In fact, he was understating the scale of the clean-up he and the other administrators had been undertaking. He had written a piece of software that would remove the worm, but it was an operation that had to be carried out on an individual basis, user by user. And more users were being infected all the time. It was a race between the virus and the wizards; one they were currently losing.

“If there's at least a chance that your condition could be cured, wouldn't you want to take it?”
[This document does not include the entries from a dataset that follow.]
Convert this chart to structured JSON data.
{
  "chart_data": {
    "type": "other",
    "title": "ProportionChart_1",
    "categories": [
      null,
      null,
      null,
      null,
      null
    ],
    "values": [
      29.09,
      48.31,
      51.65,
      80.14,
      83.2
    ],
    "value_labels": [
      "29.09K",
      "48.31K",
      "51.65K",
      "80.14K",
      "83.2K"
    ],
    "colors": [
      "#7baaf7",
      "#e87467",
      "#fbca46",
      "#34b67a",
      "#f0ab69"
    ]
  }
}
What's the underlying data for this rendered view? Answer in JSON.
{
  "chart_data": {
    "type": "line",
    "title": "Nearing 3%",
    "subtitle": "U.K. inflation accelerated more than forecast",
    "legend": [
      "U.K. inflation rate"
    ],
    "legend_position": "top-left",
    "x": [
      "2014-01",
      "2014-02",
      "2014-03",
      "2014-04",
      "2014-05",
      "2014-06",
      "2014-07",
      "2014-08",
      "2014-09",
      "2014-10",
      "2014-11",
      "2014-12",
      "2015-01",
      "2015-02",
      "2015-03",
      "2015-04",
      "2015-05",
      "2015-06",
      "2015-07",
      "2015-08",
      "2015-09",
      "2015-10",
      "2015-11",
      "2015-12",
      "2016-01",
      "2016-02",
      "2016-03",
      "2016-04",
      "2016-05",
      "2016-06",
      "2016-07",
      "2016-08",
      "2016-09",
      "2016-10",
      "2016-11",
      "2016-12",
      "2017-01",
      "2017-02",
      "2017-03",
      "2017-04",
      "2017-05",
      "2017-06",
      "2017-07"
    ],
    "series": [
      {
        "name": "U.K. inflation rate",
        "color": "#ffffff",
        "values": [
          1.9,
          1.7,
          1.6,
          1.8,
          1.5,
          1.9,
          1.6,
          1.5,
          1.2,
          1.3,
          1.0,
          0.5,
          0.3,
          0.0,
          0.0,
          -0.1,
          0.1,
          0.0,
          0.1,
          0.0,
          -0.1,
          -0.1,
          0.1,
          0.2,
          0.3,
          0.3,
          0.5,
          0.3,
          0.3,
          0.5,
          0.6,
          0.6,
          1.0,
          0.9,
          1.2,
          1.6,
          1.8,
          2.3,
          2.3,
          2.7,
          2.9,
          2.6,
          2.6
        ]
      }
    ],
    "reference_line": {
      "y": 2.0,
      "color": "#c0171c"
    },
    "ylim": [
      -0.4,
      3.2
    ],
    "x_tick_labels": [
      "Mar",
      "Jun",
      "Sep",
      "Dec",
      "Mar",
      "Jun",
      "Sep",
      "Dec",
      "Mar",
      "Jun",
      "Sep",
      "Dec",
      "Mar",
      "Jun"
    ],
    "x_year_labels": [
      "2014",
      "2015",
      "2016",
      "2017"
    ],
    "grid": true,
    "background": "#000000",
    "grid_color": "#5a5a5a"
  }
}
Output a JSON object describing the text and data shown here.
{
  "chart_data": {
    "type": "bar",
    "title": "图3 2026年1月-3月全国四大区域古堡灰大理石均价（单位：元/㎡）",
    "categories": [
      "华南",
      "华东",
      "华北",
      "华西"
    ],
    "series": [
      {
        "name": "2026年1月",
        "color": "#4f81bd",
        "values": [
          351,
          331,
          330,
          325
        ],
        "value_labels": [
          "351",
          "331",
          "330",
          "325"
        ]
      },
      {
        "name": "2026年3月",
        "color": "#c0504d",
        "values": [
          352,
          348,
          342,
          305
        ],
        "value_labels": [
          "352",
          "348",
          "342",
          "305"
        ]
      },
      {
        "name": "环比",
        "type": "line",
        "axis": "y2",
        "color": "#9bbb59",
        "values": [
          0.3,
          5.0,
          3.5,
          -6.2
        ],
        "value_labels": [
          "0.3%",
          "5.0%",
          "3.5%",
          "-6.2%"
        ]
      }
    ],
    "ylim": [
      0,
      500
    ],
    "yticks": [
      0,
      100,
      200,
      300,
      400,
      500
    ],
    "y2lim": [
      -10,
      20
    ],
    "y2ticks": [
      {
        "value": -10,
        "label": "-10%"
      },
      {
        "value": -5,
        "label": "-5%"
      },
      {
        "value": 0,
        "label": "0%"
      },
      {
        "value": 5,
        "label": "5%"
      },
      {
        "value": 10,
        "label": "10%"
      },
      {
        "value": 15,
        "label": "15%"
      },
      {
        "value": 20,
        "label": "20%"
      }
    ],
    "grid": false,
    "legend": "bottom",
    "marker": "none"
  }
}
“Why would I want to be like other people? I'm happy the way I am.”

“You wouldn't be like other people,” she insisted. “You'd still be Daniele – still brilliant, still strange. Who knows, perhaps you'd simply be more you. Perhaps you'd be capable of even greater things than you already are.”

He was silent a moment. The idea that treatment might actually unlock his abilities rather than stifle them was one he hadn't considered before. And it was true what that professor at MIT had written: his best work appeared to be behind him. He needed to do something different if he was to get a different result.

Sensing his hesitation, she added, “Daniele, it would mean a lot to me if you would at least try this. I have to find out what happened to my dad, and at the moment I'm getting nowhere.”

There were many people, she knew, who thought that Daniele Barbo was impervious to such emotional appeals. But she had never believed that to be the case. His emotions might be different from other people's, but they existed nevertheless.

“All right,” he said at last. “I'll try. I suppose I've got nothing to lose.”